Polaris Partners
- Type: Private
- Industry: Venture Capital
- Founded: 1996; 30 years ago
- Headquarters: Boston, Massachusetts, United States
- Products: Investments
- AUM: $5.0 billion
- Number of employees: 35+
- Website: www.polarispartners.com

= Polaris Partners =

American investment firm

Polaris Partners is a venture capital firm active in the field of healthcare and biotechnology companies. The company has offices in Boston, Massachusetts, New York, New York and San Francisco, California.

==History==
Polaris Partners was founded in 1996 by Jon Flint, Terry McGuire, Steve Arnold.

The firm has over $5 billion in committed capital and is now making investments through its tenth fund. The current managing partners are Amy Schulman, and Brian Chee.

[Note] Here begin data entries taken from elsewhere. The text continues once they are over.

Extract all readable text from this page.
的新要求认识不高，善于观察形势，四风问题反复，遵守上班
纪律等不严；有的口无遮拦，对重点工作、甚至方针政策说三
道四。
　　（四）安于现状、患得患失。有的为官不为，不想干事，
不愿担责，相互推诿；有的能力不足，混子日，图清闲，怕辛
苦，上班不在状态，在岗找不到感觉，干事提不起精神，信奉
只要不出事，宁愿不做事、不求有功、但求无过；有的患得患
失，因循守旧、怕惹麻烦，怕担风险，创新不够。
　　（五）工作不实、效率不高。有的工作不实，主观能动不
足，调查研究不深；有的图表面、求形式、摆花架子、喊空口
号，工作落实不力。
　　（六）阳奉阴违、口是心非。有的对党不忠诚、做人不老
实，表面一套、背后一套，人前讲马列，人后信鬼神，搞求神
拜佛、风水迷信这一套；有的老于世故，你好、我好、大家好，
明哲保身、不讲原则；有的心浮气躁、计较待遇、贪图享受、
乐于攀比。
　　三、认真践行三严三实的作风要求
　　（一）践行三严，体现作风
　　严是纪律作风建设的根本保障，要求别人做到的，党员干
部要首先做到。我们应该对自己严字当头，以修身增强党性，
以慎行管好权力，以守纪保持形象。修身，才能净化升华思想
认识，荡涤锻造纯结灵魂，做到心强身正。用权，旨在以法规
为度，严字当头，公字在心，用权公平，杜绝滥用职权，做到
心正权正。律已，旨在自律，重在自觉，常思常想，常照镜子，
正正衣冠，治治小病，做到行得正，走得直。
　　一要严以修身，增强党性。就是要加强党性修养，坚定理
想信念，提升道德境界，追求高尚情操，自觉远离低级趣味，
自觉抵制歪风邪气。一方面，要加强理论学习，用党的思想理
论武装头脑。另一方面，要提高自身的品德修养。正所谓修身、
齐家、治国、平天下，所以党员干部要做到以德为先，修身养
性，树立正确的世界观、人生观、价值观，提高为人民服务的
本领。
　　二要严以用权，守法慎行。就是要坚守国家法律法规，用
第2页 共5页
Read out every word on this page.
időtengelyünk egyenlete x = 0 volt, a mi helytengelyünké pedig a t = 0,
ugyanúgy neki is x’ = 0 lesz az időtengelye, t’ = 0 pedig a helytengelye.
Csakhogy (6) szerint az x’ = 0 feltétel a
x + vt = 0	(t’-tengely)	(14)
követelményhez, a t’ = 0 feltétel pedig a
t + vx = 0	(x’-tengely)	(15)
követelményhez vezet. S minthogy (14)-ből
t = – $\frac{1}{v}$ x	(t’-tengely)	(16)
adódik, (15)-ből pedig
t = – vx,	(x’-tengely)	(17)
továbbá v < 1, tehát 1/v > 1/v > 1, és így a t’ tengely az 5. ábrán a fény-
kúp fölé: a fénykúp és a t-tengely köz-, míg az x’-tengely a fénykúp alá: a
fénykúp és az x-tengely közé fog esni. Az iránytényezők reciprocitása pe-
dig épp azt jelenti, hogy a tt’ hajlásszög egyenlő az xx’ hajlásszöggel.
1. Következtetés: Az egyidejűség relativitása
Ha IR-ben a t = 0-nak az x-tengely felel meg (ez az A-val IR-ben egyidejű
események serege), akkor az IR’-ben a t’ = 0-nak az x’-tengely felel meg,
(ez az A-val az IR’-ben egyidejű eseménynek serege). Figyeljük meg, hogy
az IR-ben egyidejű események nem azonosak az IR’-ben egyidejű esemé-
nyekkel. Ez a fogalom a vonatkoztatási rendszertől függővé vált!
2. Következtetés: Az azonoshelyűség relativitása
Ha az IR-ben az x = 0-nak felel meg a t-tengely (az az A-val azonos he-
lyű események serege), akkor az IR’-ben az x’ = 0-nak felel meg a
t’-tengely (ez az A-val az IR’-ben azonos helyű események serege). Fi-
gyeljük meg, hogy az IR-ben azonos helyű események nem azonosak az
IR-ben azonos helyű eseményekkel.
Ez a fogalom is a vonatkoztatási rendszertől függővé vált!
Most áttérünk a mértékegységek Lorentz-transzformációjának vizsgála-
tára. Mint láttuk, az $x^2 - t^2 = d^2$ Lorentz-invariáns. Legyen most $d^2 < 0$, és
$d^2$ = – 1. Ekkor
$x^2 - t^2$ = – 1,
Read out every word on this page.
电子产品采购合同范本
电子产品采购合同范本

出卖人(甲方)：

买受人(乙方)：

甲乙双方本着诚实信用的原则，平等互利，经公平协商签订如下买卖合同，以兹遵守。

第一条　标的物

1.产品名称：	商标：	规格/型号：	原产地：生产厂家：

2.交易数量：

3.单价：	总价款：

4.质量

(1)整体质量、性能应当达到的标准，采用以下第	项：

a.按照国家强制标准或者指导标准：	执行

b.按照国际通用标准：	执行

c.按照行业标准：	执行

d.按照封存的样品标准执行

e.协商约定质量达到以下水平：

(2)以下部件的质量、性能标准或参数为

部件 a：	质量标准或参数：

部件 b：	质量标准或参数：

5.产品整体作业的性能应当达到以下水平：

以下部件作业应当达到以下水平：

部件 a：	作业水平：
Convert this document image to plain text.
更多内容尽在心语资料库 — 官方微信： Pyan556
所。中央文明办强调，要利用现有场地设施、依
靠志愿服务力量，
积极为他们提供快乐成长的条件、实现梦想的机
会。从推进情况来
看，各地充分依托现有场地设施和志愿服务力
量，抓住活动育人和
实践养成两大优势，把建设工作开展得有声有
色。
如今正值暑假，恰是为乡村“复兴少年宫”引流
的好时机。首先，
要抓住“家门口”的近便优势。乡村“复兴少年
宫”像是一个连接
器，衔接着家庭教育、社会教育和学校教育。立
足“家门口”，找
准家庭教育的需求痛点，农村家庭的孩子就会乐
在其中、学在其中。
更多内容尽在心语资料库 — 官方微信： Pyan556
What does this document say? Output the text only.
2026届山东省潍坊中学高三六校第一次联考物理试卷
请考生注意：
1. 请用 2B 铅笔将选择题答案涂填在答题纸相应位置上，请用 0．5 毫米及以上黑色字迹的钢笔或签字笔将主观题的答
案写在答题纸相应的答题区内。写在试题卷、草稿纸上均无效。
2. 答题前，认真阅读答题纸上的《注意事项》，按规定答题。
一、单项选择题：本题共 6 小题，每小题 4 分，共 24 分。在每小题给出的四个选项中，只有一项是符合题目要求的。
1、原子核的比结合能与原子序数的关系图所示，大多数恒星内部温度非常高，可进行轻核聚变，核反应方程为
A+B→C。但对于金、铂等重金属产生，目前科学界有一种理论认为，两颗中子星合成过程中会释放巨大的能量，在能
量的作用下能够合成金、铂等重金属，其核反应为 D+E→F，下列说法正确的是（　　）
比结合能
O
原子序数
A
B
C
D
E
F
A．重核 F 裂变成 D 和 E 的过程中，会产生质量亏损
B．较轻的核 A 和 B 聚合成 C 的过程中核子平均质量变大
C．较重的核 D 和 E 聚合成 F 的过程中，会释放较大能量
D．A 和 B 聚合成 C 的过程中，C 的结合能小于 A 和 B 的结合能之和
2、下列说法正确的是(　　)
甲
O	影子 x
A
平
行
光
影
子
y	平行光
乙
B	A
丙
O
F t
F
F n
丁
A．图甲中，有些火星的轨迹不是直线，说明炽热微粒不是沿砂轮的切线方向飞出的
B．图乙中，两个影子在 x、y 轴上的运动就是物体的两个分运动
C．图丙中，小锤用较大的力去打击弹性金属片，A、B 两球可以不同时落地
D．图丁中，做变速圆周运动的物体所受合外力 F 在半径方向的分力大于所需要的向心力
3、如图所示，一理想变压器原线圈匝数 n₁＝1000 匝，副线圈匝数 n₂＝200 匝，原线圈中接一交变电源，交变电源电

Polaris Partners also has two affiliate funds. Polaris Growth Fund targets investments in profitable, founder-owned technology companies and is led by managing partners Bryce Youngren and Dan Lombard. Polaris Innovation Fund focuses on the commercial and therapeutic potential of early-stage academic research and is led by managing partners Amy Schulman and Ellie McGuire.

In 2012, Polaris Partners joined New Enterprise Associates as partners of The Experiment Fund of Harvard University.